Wells Fargo will shell out $37 million to settle a government lawsuit alleging the baking giant defrauded 771 businesses and banks, many of which were small- and medium-sized, Bloomberg reported.

The filing by the Department of Justice in New York federal court contended that the institution made tens of millions of dollars in revenue businesses on foreign-exchange (FX) transactions between 2010 and 2017.

According to the suit, Wells Fargo told these customers that it was charging them certain fixed rates but, in the background, incentivized its salespeople to "overcharge FX customers." The bank would allegedly conceal these overcharges, reaping the financial benefits of them.

"As a result of the improper incentives and lack of oversight, a culture developed in which Wells Fargo FX sales specialists were comfortable repeatedly defrauding the bank's customers," the suit read. "FX sales specialists openly discussed and even celebrated transactions resulting in larger FX spreads than agreed to with customers and transactions generating large FX revenue."

Wells Fargo
This incident follows a string of penalties the bank has faced since its 2016 fake account scandal. Here, signage with logo at headquarters of Wells Fargo Capital Finance, the commercial banking division of Wells Fargo Bank, in the Financial District neighborhood of San Francisco, California, September 26, 2016. Photo via Smith Collection/Gado/Getty Images

According to the settlement, most of the funds will be paid as restitution to the impacted customers.

This continues a string of incidents over the years in which Wells Fargo has faced legal action for alleged misbehavior.

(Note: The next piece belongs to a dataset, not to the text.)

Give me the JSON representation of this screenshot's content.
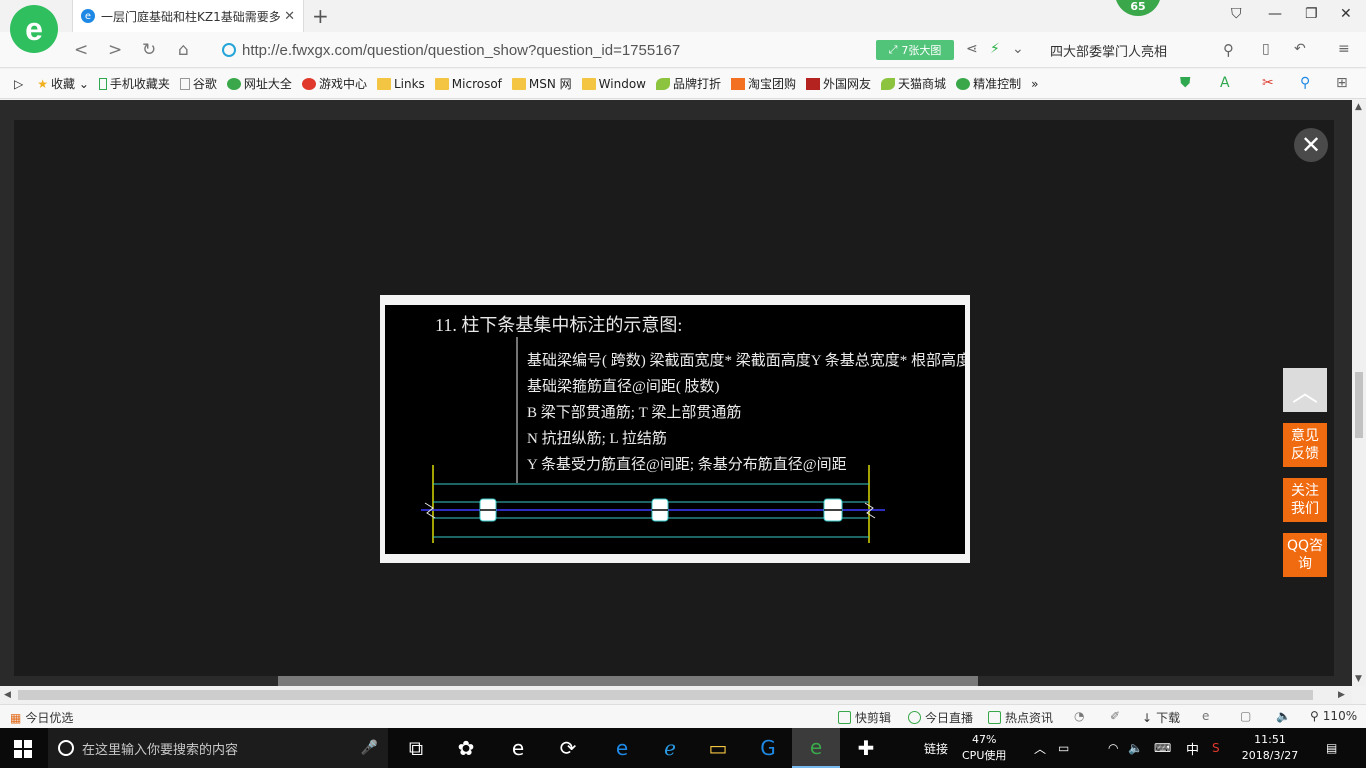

Earlier this month the bank was hit with a $250 million fine after failing to implement a mortgage loss mitigation program tied to a 2018 action by the Office of the Comptroller of the Currency. This request stemmed back to a 2016 scandal under which employees of the bank opened millions of accounts in customers' names without their knowledge to meet sales goals between 2002 and 2016.

Since then, the bank has paid out over $4 billion in penalties.

The actions of the bank have caused a stir in Washington. Democratic Massachusetts Senator Elizabeth Warren penned a recent letter to Federal Reserve Chair Jerome H. Powell asking him to force the bank to split its personal banking activities from its Wall Street Business interests.

"Every new report of scandal and ongoing noncompliance by Wells Fargo represents a giant financial institution squeezing consumers to pad profits for its executives," she wrote. "The only way these consumers and their bank accounts can be kept safe is through another institution—one whose business model is not dependent on swindling customers for every last penny they can get. The Fed has the power to put consumers first, and it must use it,"

Newsweek contacted Wells Fargo requesting a statement but did not hear back from the bank in time for publication.